The creative process
“The creation of a scent is a very intimate process. We always smell the scent on skin, never on paper, and then we try to come up with the most beautiful, unusual and yet most comfortable creation possible. I believe that you need to be able to spray yourself and feel great about the scent you wear, feel stronger and sexier. The formula is always a very delicate balance. With cooking, if you add a little bit of extra pepper or a little bit more thyme on a dish, it’s not going to change the dish. With perfume, 0.1g [of a raw material] can change a scent completely. Once you have a trial that you actually do like, you take it and you ask your partner to wear it. It’s hard to smell your own perfume, so you ask others to wear it and then you see the trail. You need a few days to evaluate the perfume in the air, how it smells if you spray your scarf and wear the scarf again the next day, how the notes dry down on the scarf. It’s a good 12 month process.”
“I’m always amazed to see perfume houses being built out of the blue by people who have never worked in perfume.
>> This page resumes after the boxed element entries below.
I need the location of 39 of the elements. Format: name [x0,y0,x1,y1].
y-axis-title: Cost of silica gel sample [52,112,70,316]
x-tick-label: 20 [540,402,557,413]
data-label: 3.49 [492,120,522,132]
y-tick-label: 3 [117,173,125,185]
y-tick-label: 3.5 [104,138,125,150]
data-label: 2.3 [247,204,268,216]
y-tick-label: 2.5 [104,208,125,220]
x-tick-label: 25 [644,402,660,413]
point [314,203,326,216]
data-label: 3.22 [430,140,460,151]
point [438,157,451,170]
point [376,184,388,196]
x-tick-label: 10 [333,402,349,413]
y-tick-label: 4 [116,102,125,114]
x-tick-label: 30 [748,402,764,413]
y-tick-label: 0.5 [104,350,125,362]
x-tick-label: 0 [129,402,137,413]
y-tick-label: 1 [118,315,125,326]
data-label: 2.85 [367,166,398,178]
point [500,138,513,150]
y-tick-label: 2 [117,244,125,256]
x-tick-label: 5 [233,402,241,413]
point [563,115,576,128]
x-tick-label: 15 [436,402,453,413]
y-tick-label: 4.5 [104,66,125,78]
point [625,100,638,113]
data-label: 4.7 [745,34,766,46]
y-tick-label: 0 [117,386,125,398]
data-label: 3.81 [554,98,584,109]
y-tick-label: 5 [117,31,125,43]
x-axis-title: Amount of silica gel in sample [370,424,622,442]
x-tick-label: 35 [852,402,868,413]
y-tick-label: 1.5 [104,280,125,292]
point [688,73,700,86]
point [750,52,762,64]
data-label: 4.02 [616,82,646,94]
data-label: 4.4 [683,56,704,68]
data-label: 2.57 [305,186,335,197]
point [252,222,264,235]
My number one piece of advice is to get the culture, because you don’t want to be putting out perfumes that are copies of perfumes that already exist, or putting out a perfume with an old structure without even realising that it’s actually the way we used to compose 15 years ago, but it’s actually outdated today. You want to be in complete control of the creation process and in order to do that you need to be able to speak to the perfumer about the raw material and the only way to do it is to acquire the raw material culture of 4,000 notes. So it’s a long, long, long process. It’s a passion that you can’t start pursuing and then after five years say, “oops, wrong career,” because that’s a lot of years lost.”